2 thoughts on “Are MBAs really arrogant, worthless, and overpaid?”

  1. Hi Sameer, hope you are doing well. Big fan of your blog & your YouTube channel.

    Just saw your below video that you went to B School after 10 years of experience & made a career switch from Tech Consulting to M&A.

    Would love to share a video suggestion – I am sure your fans (including me) would love to learn more about your personal career journey, your pre & post MBA journey, what prompted you to do MBA after 10 YOE (I have been working for 10 YOE too & have been thinking of MBA) and in hindsight how it has benefitted you/not benefitted you, if you fell into the MBA hype (or looked beyond the hype, wink wink just playing with the words of your insightful book).

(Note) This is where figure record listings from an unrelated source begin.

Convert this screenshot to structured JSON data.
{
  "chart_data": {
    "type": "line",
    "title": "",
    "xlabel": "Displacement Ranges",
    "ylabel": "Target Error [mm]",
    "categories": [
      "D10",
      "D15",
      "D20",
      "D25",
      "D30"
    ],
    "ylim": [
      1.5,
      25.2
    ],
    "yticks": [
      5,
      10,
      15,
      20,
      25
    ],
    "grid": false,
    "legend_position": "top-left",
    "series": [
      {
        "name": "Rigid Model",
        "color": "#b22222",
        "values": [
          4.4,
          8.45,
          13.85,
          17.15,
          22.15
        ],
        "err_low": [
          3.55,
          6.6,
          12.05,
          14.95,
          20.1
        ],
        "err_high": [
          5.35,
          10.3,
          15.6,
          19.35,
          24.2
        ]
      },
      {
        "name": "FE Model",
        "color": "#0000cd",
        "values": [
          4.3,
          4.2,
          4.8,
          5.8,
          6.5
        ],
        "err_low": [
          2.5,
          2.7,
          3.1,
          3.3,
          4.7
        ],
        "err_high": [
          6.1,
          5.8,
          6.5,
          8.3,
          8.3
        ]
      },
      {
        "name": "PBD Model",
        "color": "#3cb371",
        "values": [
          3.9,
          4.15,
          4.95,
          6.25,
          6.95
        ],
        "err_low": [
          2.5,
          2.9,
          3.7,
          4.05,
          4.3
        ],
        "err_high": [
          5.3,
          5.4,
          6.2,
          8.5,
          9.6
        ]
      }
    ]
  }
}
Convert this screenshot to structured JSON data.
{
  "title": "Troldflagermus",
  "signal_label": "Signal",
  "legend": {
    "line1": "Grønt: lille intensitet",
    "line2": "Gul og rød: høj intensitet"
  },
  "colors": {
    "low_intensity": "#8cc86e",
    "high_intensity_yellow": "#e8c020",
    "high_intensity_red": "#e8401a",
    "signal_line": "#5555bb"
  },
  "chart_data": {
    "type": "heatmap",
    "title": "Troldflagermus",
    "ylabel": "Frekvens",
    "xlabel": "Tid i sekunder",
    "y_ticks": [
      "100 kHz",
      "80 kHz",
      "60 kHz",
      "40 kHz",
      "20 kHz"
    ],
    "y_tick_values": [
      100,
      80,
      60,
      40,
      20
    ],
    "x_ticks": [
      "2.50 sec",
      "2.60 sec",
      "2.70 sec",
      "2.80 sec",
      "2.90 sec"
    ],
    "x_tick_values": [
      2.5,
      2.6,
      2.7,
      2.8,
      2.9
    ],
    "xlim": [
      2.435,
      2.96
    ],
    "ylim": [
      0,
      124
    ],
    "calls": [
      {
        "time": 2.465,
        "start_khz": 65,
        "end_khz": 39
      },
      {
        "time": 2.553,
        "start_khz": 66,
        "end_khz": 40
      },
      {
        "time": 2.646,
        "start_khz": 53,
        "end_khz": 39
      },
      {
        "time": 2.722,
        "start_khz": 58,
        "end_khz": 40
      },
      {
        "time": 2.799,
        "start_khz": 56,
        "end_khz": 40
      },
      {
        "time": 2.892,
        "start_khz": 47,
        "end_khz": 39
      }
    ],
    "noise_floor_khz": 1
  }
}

    https://www.youtube.com/watch?v=705h9x5c14M&ab_channel=MBACrystalBall

    Reply
  2. Thanks for the kind words and the suggestion. I did share a bit of my story in my book Beyond The MBA Hype.
    What you said is correct. I went for my MBA at an age (32 to be specific) that generally gets raised eyebrows from most in India. The general (and incorrect) assumption is that an MBA is just another degree, and should be completed with a couple of years after graduation.
    I didn’t see the need for an MBA for many years after completing my engineering. I managed a career change from tech to consulting without an MBA. But for someone like me, every new career reaches a level where I don’t feel excited enough to continue. So I thought it was time to head back to the class and get a degree that would be valued across the world.
    In hindsight, it was a risky decision that has more than paid for the money and time I invested. Other than getting a completely new corporate career, it also opened up my mind to radically new possibilities such as entrepreneurship.